Behind closed doors yesterday, government officials, union representatives and employers wrapped up a three-day meeting on a draft law that aims to regulate the country’s trade unions.
If approved, it would mark the first major revision of the country’s 1997 Labor Law. As it stands, the draft requires unions to register and file regular financial reports.
It would also give the government the authority to suspend and dissolve unions. But unions have called the requirements onerous and the government’s proposed new powers a threat to their independence.
Some have also complained that the draft included few of the amendments recommended after a similar meeting with the government last year, and expressed concern that this round would prove no different.
“If they [the government] think about the workers’ rights…they will change,” Ath Thon, president of the Cambodian Labor Confederation, said yesterday. “If they don’t feel like this, I don’t know.”
Others were more pessimistic.
“I think it was only a show for international observers and NGOs,” Free Trade Union president Chea Mony said afterward. “If we have a thousand more meetings, the government will still oppose the unions’ recommendations.”
Despite a promise of permission to attend the meeting from Labor Ministry Undersecretary of State Sath Samuth, reporters were barred from the discussion by event staff who refused to identify themselves.

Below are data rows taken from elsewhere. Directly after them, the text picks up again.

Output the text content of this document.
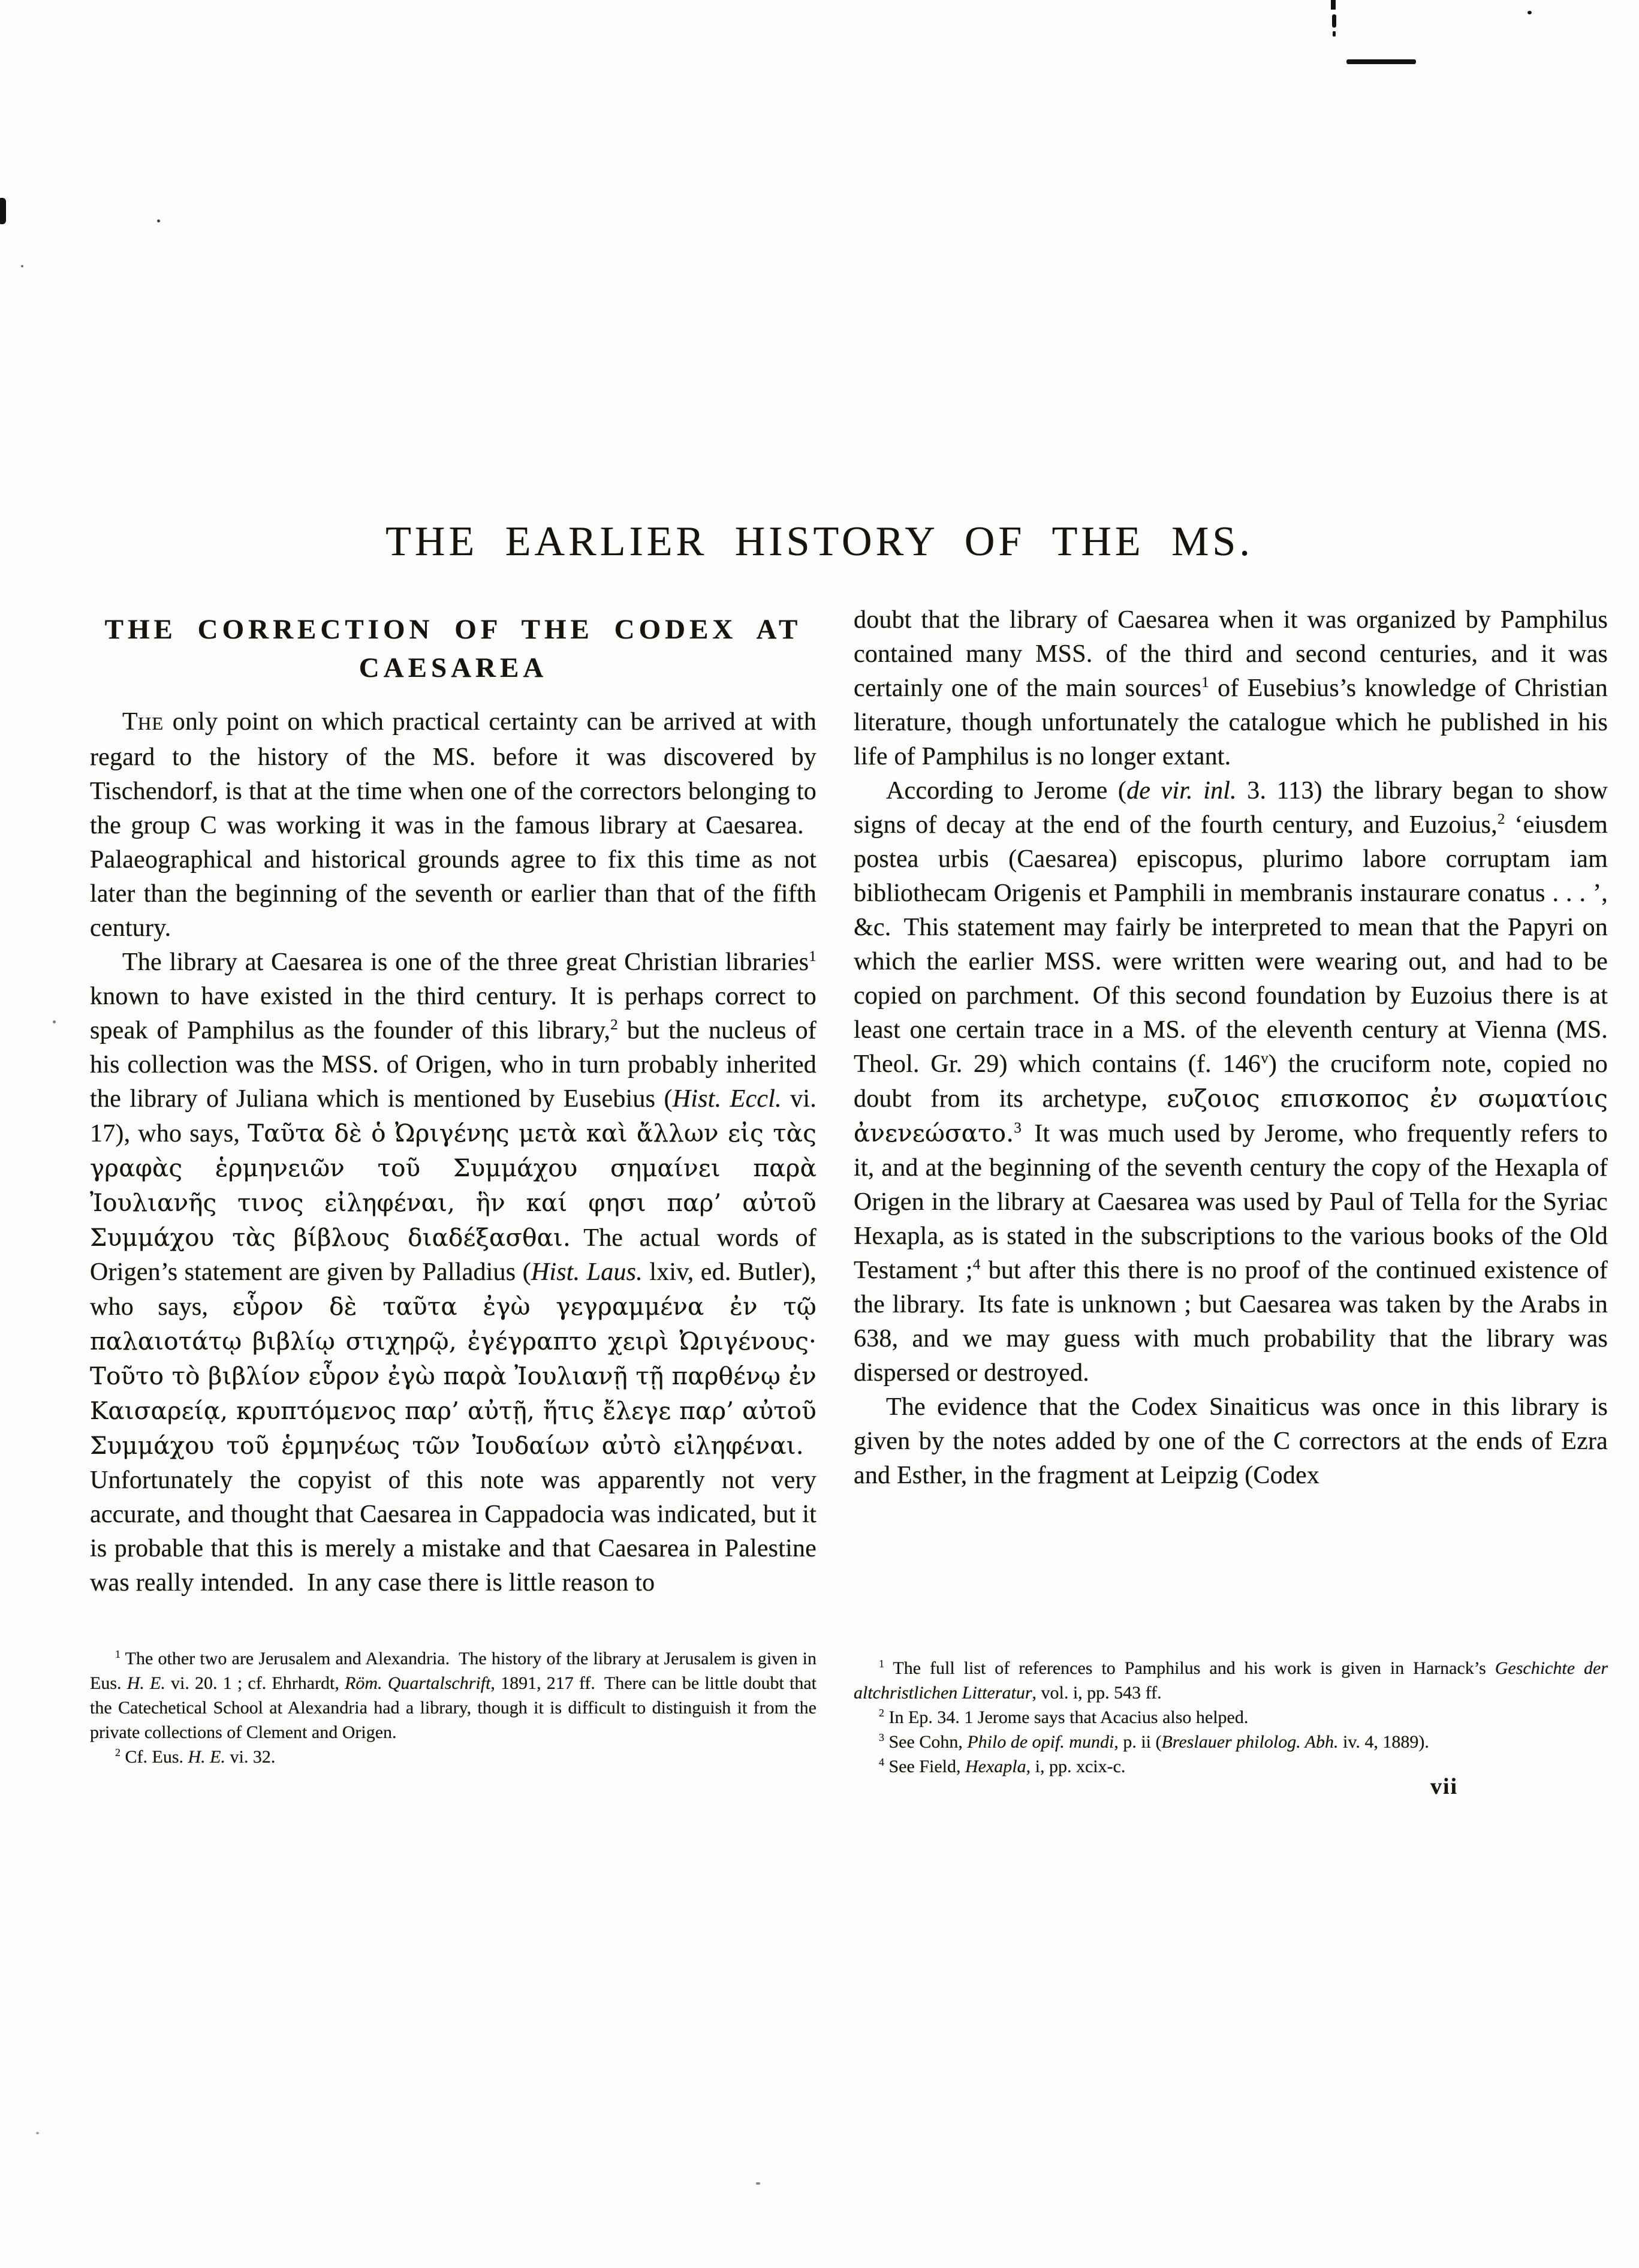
THE EARLIER HISTORY OF THE MS.
THE CORRECTION OF THE CODEX AT
CAESAREA

THE only point on which practical certainty can be arrived at with regard to the history of the MS. before it was discovered by Tischendorf, is that at the time when one of the correctors belonging to the group C was working it was in the famous library at Caesarea. Palaeographical and historical grounds agree to fix this time as not later than the beginning of the seventh or earlier than that of the fifth century.

The library at Caesarea is one of the three great Christian libraries$^1$ known to have existed in the third century. It is perhaps correct to speak of Pamphilus as the founder of this library,$^2$ but the nucleus of his collection was the MSS. of Origen, who in turn probably inherited the library of Juliana which is mentioned by Eusebius (Hist. Eccl. vi. 17), who says, Ταῦτα δὲ ὁ Ὠριγένης μετὰ καὶ ἄλλων εἰς τὰς γραφὰς ἑρμηνειῶν τοῦ Συμμάχου σημαίνει παρὰ Ἰουλιανῆς τινος εἰληφέναι, ἣν καί φησι παρ’ αὐτοῦ Συμμάχου τὰς βίβλους διαδέξασθαι. The actual words of Origen’s statement are given by Palladius (Hist. Laus. lxiv, ed. Butler), who says, εὗρον δὲ ταῦτα ἐγὼ γεγραμμένα ἐν τῷ παλαιοτάτῳ βιβλίῳ στιχηρῷ, ἐγέγραπτο χειρὶ Ὠριγένους· Τοῦτο τὸ βιβλίον εὗρον ἐγὼ παρὰ Ἰουλιανῇ τῇ παρθένῳ ἐν Καισαρείᾳ, κρυπτόμενος παρ’ αὐτῇ, ἥτις ἔλεγε παρ’ αὐτοῦ Συμμάχου τοῦ ἑρμηνέως τῶν Ἰουδαίων αὐτὸ εἰληφέναι. Unfortunately the copyist of this note was apparently not very accurate, and thought that Caesarea in Cappadocia was indicated, but it is probable that this is merely a mistake and that Caesarea in Palestine was really intended. In any case there is little reason to

doubt that the library of Caesarea when it was organized by Pamphilus contained many MSS. of the third and second centuries, and it was certainly one of the main sources$^1$ of Eusebius’s knowledge of Christian literature, though unfortunately the catalogue which he published in his life of Pamphilus is no longer extant.

According to Jerome (de vir. inl. 3. 113) the library began to show signs of decay at the end of the fourth century, and Euzoius,$^2$ ‘eiusdem postea urbis (Caesarea) episcopus, plurimo labore corruptam iam bibliothecam Origenis et Pamphili in membranis instaurare conatus . . . ’, &c. This statement may fairly be interpreted to mean that the Papyri on which the earlier MSS. were written were wearing out, and had to be copied on parchment. Of this second foundation by Euzoius there is at least one certain trace in a MS. of the eleventh century at Vienna (MS. Theol. Gr. 29) which contains (f. 146$^v$) the cruciform note, copied no doubt from its archetype, ευζοιος επισκοπος ἐν σωματίοις ἀνενεώσατο.$^3$ It was much used by Jerome, who frequently refers to it, and at the beginning of the seventh century the copy of the Hexapla of Origen in the library at Caesarea was used by Paul of Tella for the Syriac Hexapla, as is stated in the subscriptions to the various books of the Old Testament ;$^4$ but after this there is no proof of the continued existence of the library. Its fate is unknown ; but Caesarea was taken by the Arabs in 638, and we may guess with much probability that the library was dispersed or destroyed.

The evidence that the Codex Sinaiticus was once in this library is given by the notes added by one of the C correctors at the ends of Ezra and Esther, in the fragment at Leipzig (Codex

$^1$ The other two are Jerusalem and Alexandria. The history of the library at Jerusalem is given in Eus. H. E. vi. 20. 1 ; cf. Ehrhardt, Röm. Quartalschrift, 1891, 217 ff. There can be little doubt that the Catechetical School at Alexandria had a library, though it is difficult to distinguish it from the private collections of Clement and Origen.

$^2$ Cf. Eus. H. E. vi. 32.

$^1$ The full list of references to Pamphilus and his work is given in Harnack’s Geschichte der altchristlichen Litteratur, vol. i, pp. 543 ff.

$^2$ In Ep. 34. 1 Jerome says that Acacius also helped.

$^3$ See Cohn, Philo de opif. mundi, p. ii (Breslauer philolog. Abh. iv. 4, 1889).

$^4$ See Field, Hexapla, i, pp. xcix-c.

vii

But during a break in the meeting, Mr Samuth defended the draft.
“In my opinion, all of the unions only see one corner” of the law, he said. “Everything is OK.”
He said the ministry would still consider any recommendations from the unions that did not confer undue advantage to any side.
“We do not deny all their requests, only those providing advantage to employers or employees, because the government is an arbitrator and seeks compromise between them,” he said.
After any additional changes, he said, the government would send the draft to Geneva for recommendations from the International Labor Organization.